Pero también hay una responsabilidad que corresponde a la ciudadanía, lo cual es inherente a un estado democrático de derecho. Un comportamiento responsable parte de la base de recibir una información veraz, completa, no cambiante de continuo, que incluya las disculpas por las omisiones o por las equivocaciones. Sobran intervenciones altisonantes y retóricas que reprenden al personal y subrayan las acertadas acciones de un buen gobierno sin cuyas medidas habríamos alcanzado la muerte de 300.000 personas, como ha dicho el presidente hace pocos días. La cifra de 50.000 sanitarios infectados no permite presumir de actuación alguna, a excepción de la de los propios sanitarios, la de miembros del Ejército, de las Fuerzas de Seguridad y de quienes de forma voluntaria y desinteresada han prestado toda clase de ayudas.

Cuando los ciudadanos reciben toda la información y se razonan los motivos que dan lugar a prorrogar confinamientos y a medidas que suprimen derechos y libertades entienden cómo contribuir a lo que la nación requiere: cuál debe ser su comportamiento y las consecuencias graves que pueden derivarse del no cumplimiento de las normas en vigor.

No somos ciudadanos de un Estado donde derechos y deberes recaigan exclusivamente sobre el Gobierno o los gobiernos; hablamos de un Estado donde todos tenemos responsabilidades; una ciudadanía que tiene obligaciones y comportamientos propios de una forma política, de vida, de cultura y de conocimientos que no todos los pueblos tienen, y que en tiempos excepcionales juegan un papel, también excepcional.

Si algunos medios de comunicación, con la autorización correspondiente, entraran en las unidades de cuidados intensivos y mostraran lo que sucede en ellas durante una pandemia, seguro que muchos ciudadanos comprenderían la gravedad por la que pueden pasar si no cumplen las normas que el momento exige. Tener conocimiento de la gravedad de lo que sucede o puede suceder induce a actuar en consecuencia, y el explicarlo se convierte en una obligación pedagógica.

Las libertades pueden estar muy limitadas o reducidas durante un estado de alarma, pero ello no significa que los ciudadanos no puedan expresar sus opiniones sobre el momento por el que sus vidas discurren. Intentar desacreditar a quienes muestren su disconformidad, si lo hacen conforme a la legalidad, es algo así como una «sanción preventiva», lo que no existe en los estados de derecho.
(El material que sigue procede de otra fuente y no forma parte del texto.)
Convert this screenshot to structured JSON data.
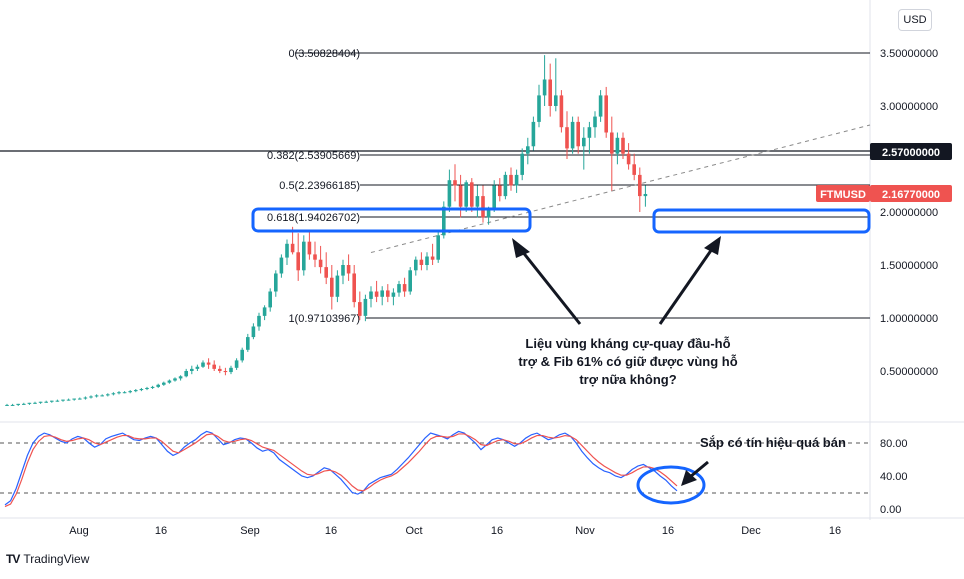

Me viene a la memoria un cuadro que representa la peste que sucedió en Sevilla en 1649, obra que me impresionó cuando la vi por primera vez: los estragos de la enfermedad entre las gentes y al fondo el Hospital de las Cinco Llagas, grandioso edificio renacentista hoy transformado en Parlamento de Andalucía. El mal de aquel año tuvo muy graves consecuencias para la población, también para la economía de la ciudad, como explica el profesor Antonio Domínguez Ortiz, en su obra «Orto y ocaso de Sevilla». El cuadro se conserva en el convento del Pozo Santo, hoy residencia de mayores, donde la hermana Raquel me informa de que ni tienen ni han tenido a persona alguna infectada. Al lado de tanto mal como hemos sentido y visto, también tenemos mucho bien que reconocer.

Soledad Becerril fue Defensora del Pueblo.